The Justice Department inspector general reviewed the incident in 2024 and found no misconduct. But the episode went viral and drew criticism framing the kneeling as political. After Kash Patel became FBI director this year, the lawsuit says he targeted the agents: several were removed from supervisory roles, a new investigation was opened, and all were fired in September before usual FBI misconduct procedures were completed. Dismissal letters from Patel said the agents had shown “unprofessional conduct and a lack of impartiality in carrying out duties, leading to the political weaponization of government.”
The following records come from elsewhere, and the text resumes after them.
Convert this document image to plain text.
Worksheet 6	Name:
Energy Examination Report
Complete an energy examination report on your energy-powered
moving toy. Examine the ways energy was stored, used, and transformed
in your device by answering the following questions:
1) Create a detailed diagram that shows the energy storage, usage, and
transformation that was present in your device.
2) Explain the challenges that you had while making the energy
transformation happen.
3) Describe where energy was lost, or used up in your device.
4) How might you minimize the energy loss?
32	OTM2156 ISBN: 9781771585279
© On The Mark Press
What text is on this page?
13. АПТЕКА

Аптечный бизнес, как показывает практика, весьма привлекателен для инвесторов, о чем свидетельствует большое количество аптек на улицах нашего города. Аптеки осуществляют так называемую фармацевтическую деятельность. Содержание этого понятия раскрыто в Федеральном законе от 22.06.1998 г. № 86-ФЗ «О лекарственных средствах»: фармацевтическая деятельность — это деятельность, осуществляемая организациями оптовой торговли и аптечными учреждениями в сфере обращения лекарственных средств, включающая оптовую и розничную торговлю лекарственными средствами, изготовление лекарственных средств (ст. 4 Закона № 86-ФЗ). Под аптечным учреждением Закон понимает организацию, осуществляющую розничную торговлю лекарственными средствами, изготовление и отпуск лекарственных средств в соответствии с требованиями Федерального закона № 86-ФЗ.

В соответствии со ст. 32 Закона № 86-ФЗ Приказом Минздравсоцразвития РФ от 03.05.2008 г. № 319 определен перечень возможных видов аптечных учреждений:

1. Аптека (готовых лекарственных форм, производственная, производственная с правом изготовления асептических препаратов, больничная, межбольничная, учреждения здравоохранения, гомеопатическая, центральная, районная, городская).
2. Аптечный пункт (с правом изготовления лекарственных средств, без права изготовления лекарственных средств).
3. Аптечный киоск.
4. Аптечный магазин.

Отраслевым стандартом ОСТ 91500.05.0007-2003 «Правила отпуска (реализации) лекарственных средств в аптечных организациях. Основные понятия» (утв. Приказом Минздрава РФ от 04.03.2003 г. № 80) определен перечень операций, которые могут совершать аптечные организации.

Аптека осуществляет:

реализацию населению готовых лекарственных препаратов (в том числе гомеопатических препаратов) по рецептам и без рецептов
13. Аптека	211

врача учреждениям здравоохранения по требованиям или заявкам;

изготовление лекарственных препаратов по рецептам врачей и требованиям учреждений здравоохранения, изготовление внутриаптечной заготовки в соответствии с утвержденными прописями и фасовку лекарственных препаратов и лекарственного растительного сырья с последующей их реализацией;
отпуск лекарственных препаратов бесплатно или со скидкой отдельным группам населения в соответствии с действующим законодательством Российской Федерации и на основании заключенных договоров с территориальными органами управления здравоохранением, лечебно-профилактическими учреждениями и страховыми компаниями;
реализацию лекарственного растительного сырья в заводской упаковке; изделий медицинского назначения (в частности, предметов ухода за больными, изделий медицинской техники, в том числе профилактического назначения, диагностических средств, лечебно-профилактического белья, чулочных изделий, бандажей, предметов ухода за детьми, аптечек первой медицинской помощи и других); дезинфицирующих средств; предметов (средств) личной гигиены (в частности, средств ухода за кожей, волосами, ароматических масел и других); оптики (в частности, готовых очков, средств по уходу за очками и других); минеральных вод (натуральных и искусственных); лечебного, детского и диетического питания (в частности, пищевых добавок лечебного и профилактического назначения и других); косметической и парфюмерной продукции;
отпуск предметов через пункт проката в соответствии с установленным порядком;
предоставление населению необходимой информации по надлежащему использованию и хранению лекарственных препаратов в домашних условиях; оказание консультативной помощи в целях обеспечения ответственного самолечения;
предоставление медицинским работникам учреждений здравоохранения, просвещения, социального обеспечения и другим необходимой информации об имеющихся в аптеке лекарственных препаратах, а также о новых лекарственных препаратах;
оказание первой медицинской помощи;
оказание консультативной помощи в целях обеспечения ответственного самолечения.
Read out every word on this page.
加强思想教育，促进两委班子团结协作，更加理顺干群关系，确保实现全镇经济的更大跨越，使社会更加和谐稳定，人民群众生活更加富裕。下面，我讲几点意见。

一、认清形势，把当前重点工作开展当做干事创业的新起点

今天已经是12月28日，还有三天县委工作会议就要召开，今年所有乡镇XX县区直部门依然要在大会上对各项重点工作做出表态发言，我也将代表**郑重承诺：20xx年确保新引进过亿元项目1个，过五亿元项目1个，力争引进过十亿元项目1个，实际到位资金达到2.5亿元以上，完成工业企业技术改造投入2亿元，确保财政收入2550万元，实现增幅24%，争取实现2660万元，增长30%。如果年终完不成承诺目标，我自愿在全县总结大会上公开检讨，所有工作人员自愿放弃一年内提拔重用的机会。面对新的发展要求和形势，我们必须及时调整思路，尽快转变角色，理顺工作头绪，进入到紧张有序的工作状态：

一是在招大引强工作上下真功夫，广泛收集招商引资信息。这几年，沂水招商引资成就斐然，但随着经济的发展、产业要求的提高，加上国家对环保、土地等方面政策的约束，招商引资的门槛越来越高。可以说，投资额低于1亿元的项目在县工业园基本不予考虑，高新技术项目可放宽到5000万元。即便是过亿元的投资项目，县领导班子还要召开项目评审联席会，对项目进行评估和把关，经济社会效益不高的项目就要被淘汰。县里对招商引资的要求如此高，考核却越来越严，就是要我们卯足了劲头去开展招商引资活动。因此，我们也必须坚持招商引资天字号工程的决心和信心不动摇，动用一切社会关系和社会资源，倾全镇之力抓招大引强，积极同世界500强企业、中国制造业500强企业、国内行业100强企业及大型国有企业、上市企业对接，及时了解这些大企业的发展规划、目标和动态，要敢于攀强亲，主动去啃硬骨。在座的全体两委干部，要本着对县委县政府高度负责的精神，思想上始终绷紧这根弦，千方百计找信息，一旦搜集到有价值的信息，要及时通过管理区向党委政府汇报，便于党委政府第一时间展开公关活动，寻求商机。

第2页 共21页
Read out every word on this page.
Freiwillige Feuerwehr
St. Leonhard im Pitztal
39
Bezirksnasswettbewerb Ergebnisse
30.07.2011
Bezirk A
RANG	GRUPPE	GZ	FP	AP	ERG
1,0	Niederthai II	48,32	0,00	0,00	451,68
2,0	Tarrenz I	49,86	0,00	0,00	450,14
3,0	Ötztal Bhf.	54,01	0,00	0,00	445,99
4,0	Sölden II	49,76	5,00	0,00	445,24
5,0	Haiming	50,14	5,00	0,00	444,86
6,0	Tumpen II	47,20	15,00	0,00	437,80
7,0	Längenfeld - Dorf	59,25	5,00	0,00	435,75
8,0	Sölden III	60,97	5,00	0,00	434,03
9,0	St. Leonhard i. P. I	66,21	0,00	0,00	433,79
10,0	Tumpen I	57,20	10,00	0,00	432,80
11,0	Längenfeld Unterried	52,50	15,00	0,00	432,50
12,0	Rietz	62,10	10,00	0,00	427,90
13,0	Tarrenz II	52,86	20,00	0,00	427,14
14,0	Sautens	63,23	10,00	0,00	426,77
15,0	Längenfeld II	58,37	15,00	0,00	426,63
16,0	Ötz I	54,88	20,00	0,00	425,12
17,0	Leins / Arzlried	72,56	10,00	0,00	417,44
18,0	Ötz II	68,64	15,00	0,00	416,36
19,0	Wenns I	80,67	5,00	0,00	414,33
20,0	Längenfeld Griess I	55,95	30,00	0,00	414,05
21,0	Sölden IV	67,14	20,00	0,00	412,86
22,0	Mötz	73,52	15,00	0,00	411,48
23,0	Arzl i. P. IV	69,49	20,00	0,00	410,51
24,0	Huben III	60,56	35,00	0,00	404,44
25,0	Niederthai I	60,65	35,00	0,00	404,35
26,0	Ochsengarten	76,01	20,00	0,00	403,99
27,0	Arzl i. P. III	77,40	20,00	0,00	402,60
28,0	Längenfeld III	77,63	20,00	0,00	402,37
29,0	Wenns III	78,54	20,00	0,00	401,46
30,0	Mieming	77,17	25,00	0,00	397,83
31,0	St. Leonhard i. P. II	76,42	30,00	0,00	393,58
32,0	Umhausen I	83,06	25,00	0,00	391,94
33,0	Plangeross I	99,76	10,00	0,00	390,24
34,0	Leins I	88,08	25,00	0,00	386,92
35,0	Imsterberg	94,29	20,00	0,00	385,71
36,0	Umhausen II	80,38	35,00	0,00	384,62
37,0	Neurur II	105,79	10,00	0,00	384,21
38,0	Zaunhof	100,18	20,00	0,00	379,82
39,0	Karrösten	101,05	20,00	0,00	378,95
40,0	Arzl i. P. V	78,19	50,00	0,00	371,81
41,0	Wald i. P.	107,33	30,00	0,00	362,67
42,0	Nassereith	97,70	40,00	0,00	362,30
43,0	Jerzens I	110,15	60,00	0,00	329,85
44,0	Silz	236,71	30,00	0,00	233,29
The plaintiffs contend Patel broke a pledge made during his confirmation to honor internal review processes. They say the abrupt firings disrupted work, including evidence collection in Utah after the shooting of activist Charlie Kirk and efforts tied to the Trump administration’s executive order “Making the District of Columbia Safe and Beautiful.”
The suit alleges violations of the agents’ First Amendment right to free association and Fifth Amendment due process rights and seeks reinstatement and back pay. The FBI declined to comment on pending litigation.